My chemotherapy was delivered over a three day period. The first day, I received an infusion of three chemicals at the hospital (after a checkup to see that I was in shape) and then at home, I was connected to a further pump (contained in a large camera bag) for 46 hours. This connection was done by a nurse under contract to CCAC who were responsible for seeing that the required equipment and supplies were delivered to my home and who “managed” my case. I had no written documentation of this process or any way (at least initially) to contact them except by phone. This left me very uncertain. Initially, the chemicals and pump were delivered from a commercial pharmacy in 905 territory the day before their requirement. As some of you know, road transportation in Toronto is challenging.
Because some chemotherapy sessions are cancelled because of patient ill health, CCAC decided to issue the order for delivery of the material only after the chemo infusion had started in the hospital. Initially, the material was being delivered late in the evening which meant that my nurse had to wait around downtown to service me. The uncertainty of delivery and the extra demands on my caregiver were really unacceptable and added significant stress to my life, I managed to obtain the email address of the relevant manager and wrote an appropriate letter of complaint with a copy to my oncologist. After several letters, service has improved significantly which reduced my stress. My general impression of CCAC is that their mission is to reduce costs rather than relieve patient stress. That has been confirmed by others who are not in a position to speak as frankly as I do.
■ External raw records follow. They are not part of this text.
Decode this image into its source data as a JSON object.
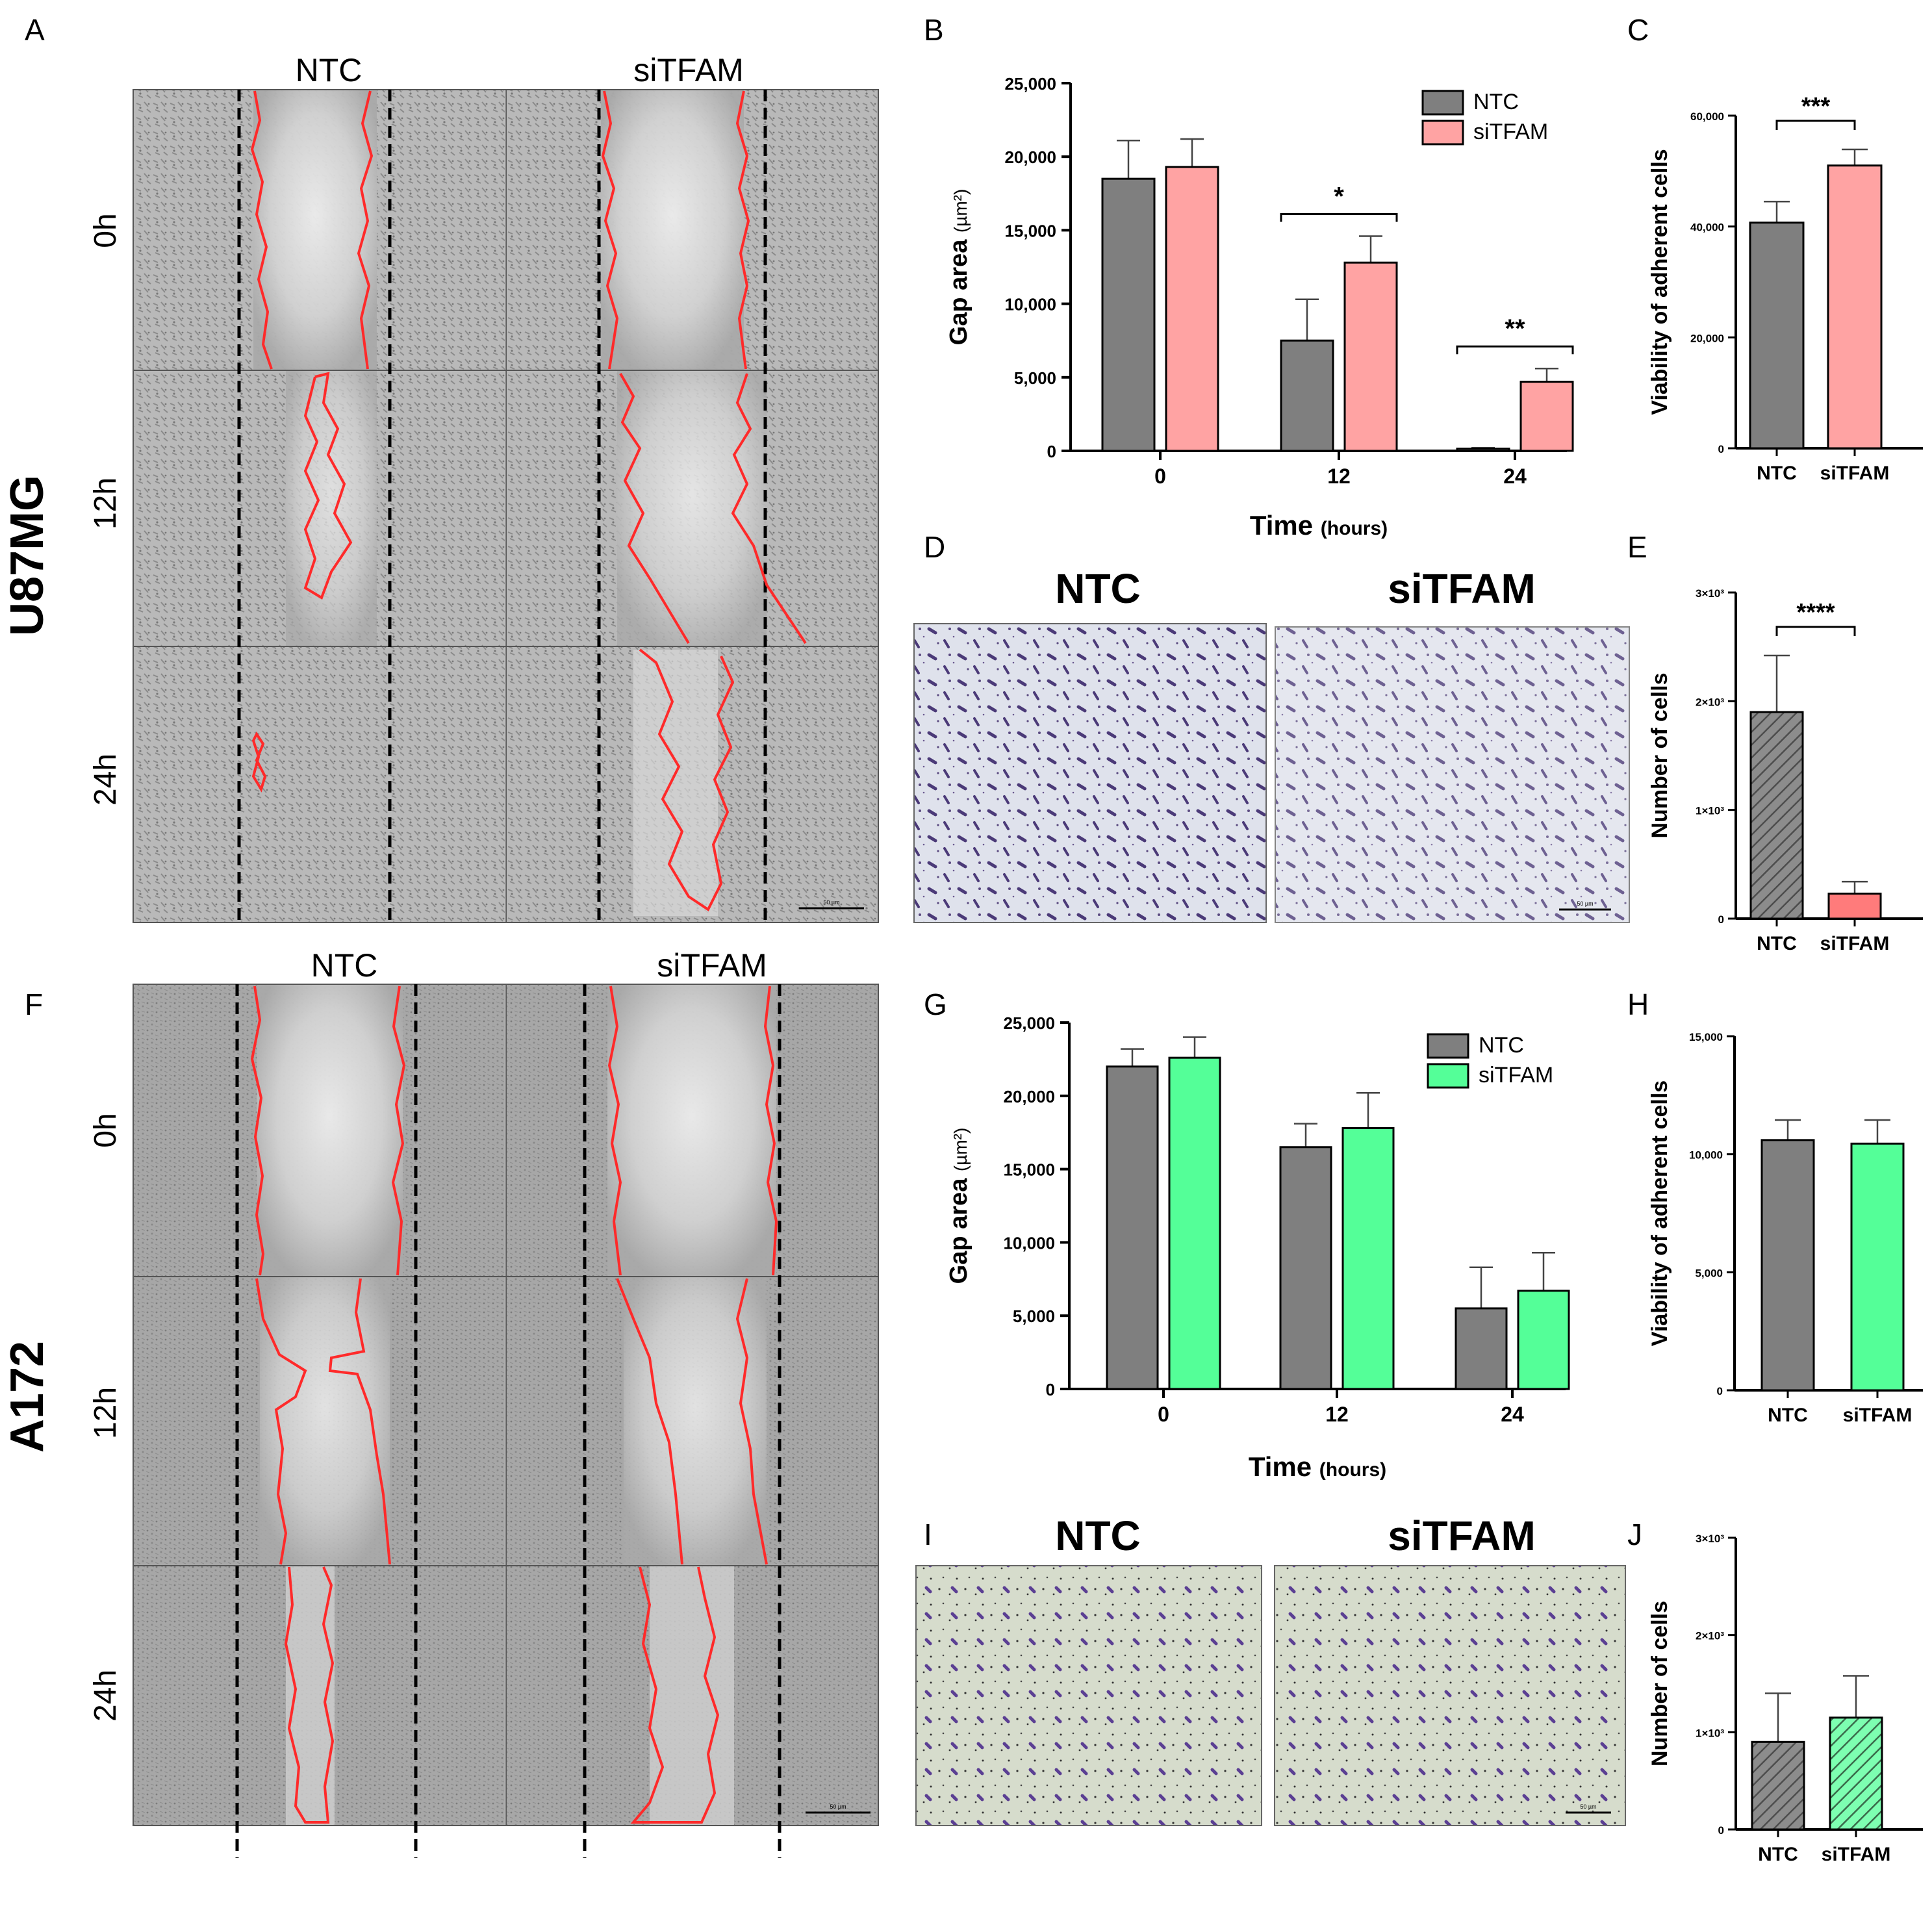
{
  "cell_lines": [
    "U87MG",
    "A172"
  ],
  "panel_labels": [
    "A",
    "B",
    "C",
    "D",
    "E",
    "F",
    "G",
    "H",
    "I",
    "J"
  ],
  "scratch": {
    "columns": [
      "NTC",
      "siTFAM"
    ],
    "rows": [
      "0h",
      "12h",
      "24h"
    ],
    "scale_bar": "50 µm"
  },
  "transwell": {
    "titles": [
      "NTC",
      "siTFAM"
    ],
    "scale_bar": "50 µm"
  },
  "colors": {
    "ntc": "#7f7f7f",
    "u87_sitfam": "#ffa3a3",
    "u87_sitfam_E": "#ff7b7b",
    "a172_sitfam": "#54ff98",
    "outline": "#000000",
    "wound_line": "#ff2a2a"
  },
  "chart_data": [
    {
      "id": "B",
      "type": "bar",
      "categories": [
        "0",
        "12",
        "24"
      ],
      "series": [
        {
          "name": "NTC",
          "values": [
            18500,
            7500,
            150
          ],
          "errors": [
            2600,
            2800,
            60
          ]
        },
        {
          "name": "siTFAM",
          "values": [
            19300,
            12800,
            4700
          ],
          "errors": [
            1900,
            1800,
            900
          ]
        }
      ],
      "ylim": [
        0,
        25000
      ],
      "yticks": [
        "0",
        "5,000",
        "10,000",
        "15,000",
        "20,000",
        "25,000"
      ],
      "ylabel_main": "Gap area",
      "ylabel_unit": "(µm²)",
      "xlabel_main": "Time",
      "xlabel_unit": "(hours)",
      "legend": [
        "NTC",
        "siTFAM"
      ],
      "annotations": [
        {
          "category": "12",
          "text": "*"
        },
        {
          "category": "24",
          "text": "**"
        }
      ]
    },
    {
      "id": "C",
      "type": "bar",
      "categories": [
        "NTC",
        "siTFAM"
      ],
      "values": [
        40700,
        51000
      ],
      "errors": [
        3800,
        2900
      ],
      "ylim": [
        0,
        60000
      ],
      "yticks": [
        "0",
        "20,000",
        "40,000",
        "60,000"
      ],
      "ylabel": "Viability of adherent cells",
      "annotation": "***"
    },
    {
      "id": "E",
      "type": "bar",
      "categories": [
        "NTC",
        "siTFAM"
      ],
      "values": [
        1900,
        230
      ],
      "errors": [
        520,
        110
      ],
      "ylim": [
        0,
        3000
      ],
      "yticks": [
        "0",
        "1×10³",
        "2×10³",
        "3×10³"
      ],
      "ylabel": "Number of cells",
      "annotation": "****"
    },
    {
      "id": "G",
      "type": "bar",
      "categories": [
        "0",
        "12",
        "24"
      ],
      "series": [
        {
          "name": "NTC",
          "values": [
            22000,
            16500,
            5500
          ],
          "errors": [
            1200,
            1600,
            2800
          ]
        },
        {
          "name": "siTFAM",
          "values": [
            22600,
            17800,
            6700
          ],
          "errors": [
            1400,
            2400,
            2600
          ]
        }
      ],
      "ylim": [
        0,
        25000
      ],
      "yticks": [
        "0",
        "5,000",
        "10,000",
        "15,000",
        "20,000",
        "25,000"
      ],
      "ylabel_main": "Gap area",
      "ylabel_unit": "(µm²)",
      "xlabel_main": "Time",
      "xlabel_unit": "(hours)",
      "legend": [
        "NTC",
        "siTFAM"
      ]
    },
    {
      "id": "H",
      "type": "bar",
      "categories": [
        "NTC",
        "siTFAM"
      ],
      "values": [
        10600,
        10450
      ],
      "errors": [
        850,
        1000
      ],
      "ylim": [
        0,
        15000
      ],
      "yticks": [
        "0",
        "5,000",
        "10,000",
        "15,000"
      ],
      "ylabel": "Viability of adherent cells"
    },
    {
      "id": "J",
      "type": "bar",
      "categories": [
        "NTC",
        "siTFAM"
      ],
      "values": [
        900,
        1150
      ],
      "errors": [
        500,
        430
      ],
      "ylim": [
        0,
        3000
      ],
      "yticks": [
        "0",
        "1×10³",
        "2×10³",
        "3×10³"
      ],
      "ylabel": "Number of cells"
    }
  ]
}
My general impression is that the system uses much too much paper. Many reports and documents are hand written with substantial communications via fax. Having a private fax system meant that I could request delivery of appointment information and have something useful. Other people have to rely on the phone communication of appointments. For the English-challenged, this must add significant stress. I did not see any indication of completely integrated medical records. However, the hospital had impressive medical imaging systems so that the doctors could review test results quickly. Location of service delivery remains a real challenge. I was lucky enough to live downtown Toronto, a city with major teaching hospitals. I felt very guilty when I heard of the major transportation challenges faced by my fellow patients to make early appointments in a city that is being challenged by the automobile and bad governance. This is both an infrastructure and service delivery issue that could be radically improved but needs careful planning.
My general impression is that the health care system is still substantially undercapitalized and under-resourced. The challenge is that as health care technology and procedures improve, the scope of care continues to increase. They can do more for us and offer us a better quality of life but this requires more resources. Most of us would likely support this if we have a rational view of our own health care requirements. If we wish a productive workforce and society, we should support this in general.